What the therapy includes:

  • vascular and metabolic medications to improve retinal nutrition;
  • antioxidant and neuroprotective agents to support optic nerve function;
  • therapy to improve microcirculation and reduce ischemia;
  • monitoring and correction of intraocular pressure when there is a risk of elevation;
  • regular monitoring: macular OCT, fundus examination, assessment of visual functions.

Why it is important:

  • diabetic changes may remain asymptomatic for a long time;
  • vascular insufficiency worsens the nutrition of the retina and optic nerve;
  • without control, edema may progress and central vision may deteriorate;
  • timely therapy slows structural changes and reduces the risk of irreversible vision loss.

A comprehensive approach helps slow damage to ocular structures and preserve functional vision even in chronic systemic diseases.

Therapy for Acute and Chronic Inflammatory Eye Diseases

Inflammatory eye conditions can begin suddenly or have a long-term course, gradually worsening vision. This group includes conjunctivitis, uveitis, keratitis, corneal ulcers, blepharitis, and dry eye syndrome. Timely conservative treatment helps eliminate infection, reduce inflammation, and prevent complications that may lead to persistent vision loss.

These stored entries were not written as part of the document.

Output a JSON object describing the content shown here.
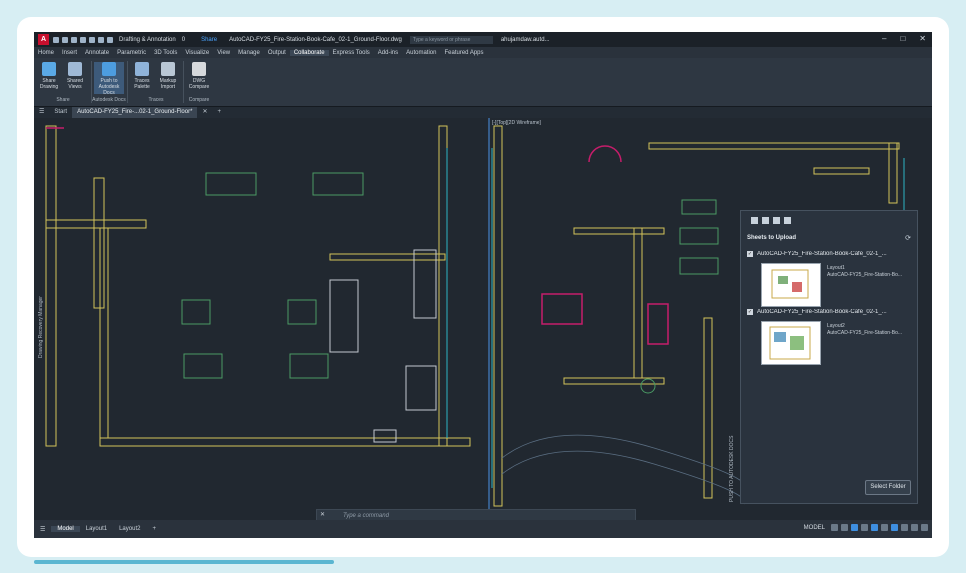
{
  "title_bar": {
    "logo": "A",
    "workspace": "Drafting & Annotation",
    "layer": "0",
    "share_label": "Share",
    "doc_title": "AutoCAD-FY25_Fire-Station-Book-Cafe_02-1_Ground-Floor.dwg",
    "search_placeholder": "Type a keyword or phrase",
    "user": "ahujamdaw.autd..."
  },
  "menu": {
    "tabs": [
      "Home",
      "Insert",
      "Annotate",
      "Parametric",
      "3D Tools",
      "Visualize",
      "View",
      "Manage",
      "Output",
      "Collaborate",
      "Express Tools",
      "Add-ins",
      "Automation",
      "Featured Apps"
    ],
    "active": "Collaborate"
  },
  "ribbon": {
    "buttons": [
      {
        "label1": "Share",
        "label2": "Drawing",
        "color": "#5aa9e6"
      },
      {
        "label1": "Shared",
        "label2": "Views",
        "color": "#9fb9d6"
      },
      {
        "label1": "Push to",
        "label2": "Autodesk Docs",
        "color": "#4d9de0"
      },
      {
        "label1": "Traces",
        "label2": "Palette",
        "color": "#8fb3d9"
      },
      {
        "label1": "Markup",
        "label2": "Import",
        "color": "#b9c7d5"
      },
      {
        "label1": "DWG",
        "label2": "Compare",
        "color": "#d6d9dc"
      }
    ],
    "groups": [
      "Share",
      "Autodesk Docs",
      "Traces",
      "Compare"
    ]
  },
  "doc_tabs": {
    "start": "Start",
    "current": "AutoCAD-FY25_Fire-...02-1_Ground-Floor*"
  },
  "viewport": {
    "label": "[-][Top][2D Wireframe]"
  },
  "left_palette": "Drawing Recovery Manager",
  "right_palette": "PUSH TO AUTODESK DOCS",
  "panel": {
    "header": "Sheets to Upload",
    "sheets": [
      {
        "name": "AutoCAD-FY25_Fire-Station-Book-Cafe_02-1_...",
        "layout": "Layout1",
        "file": "AutoCAD-FY25_Fire-Station-Bo..."
      },
      {
        "name": "AutoCAD-FY25_Fire-Station-Book-Cafe_02-1_...",
        "layout": "Layout2",
        "file": "AutoCAD-FY25_Fire-Station-Bo..."
      }
    ],
    "select_folder": "Select Folder"
  },
  "command": {
    "placeholder": "Type a command"
  },
  "status": {
    "layouts": [
      "Model",
      "Layout1",
      "Layout2"
    ],
    "model_label": "MODEL"
  }
}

Indications for treatment:

  • viral, bacterial, and allergic conjunctivitis;
  • keratitis and keratoconjunctivitis of various origins;
  • uveitis (anterior, intermediate, posterior);
  • ulcerative corneal lesions;
  • blepharitis and meibomian gland inflammation (meibomitis);
  • dry eye syndrome and “red eye”;
  • recurrent infectious or inflammatory processes that do not resolve on their own.

Key therapy methods:

  • antibacterial, antiviral, antifungal, or antiparasitic treatment—depending on the etiology;
  • anti-inflammatory agents (nonsteroidal or steroid—when indicated);
  • mydriatics and immunosuppressive therapy for uveitis when appropriate;
  • regenerative and lubricating drops to restore the cornea and tear film;
  • medications to reduce edema, pain, and irritation;
  • hygienic and warm compress procedures for blepharitis/meibomian gland dysfunction;
  • dynamic follow-up, including OCT, biomicroscopy, and fundus examination.

When to seek care immediately:

  • sharp eye pain or pronounced photophobia;
  • redness, swelling, and excessive tearing;
  • a gritty or foreign-body sensation;
  • blurred vision or sudden vision loss;
  • suspected corneal ulcer or progressive keratitis.

Early consultation with an ophthalmologist and properly selected therapy help relieve inflammation quickly, restore comfort, and minimize the risk of dangerous complications.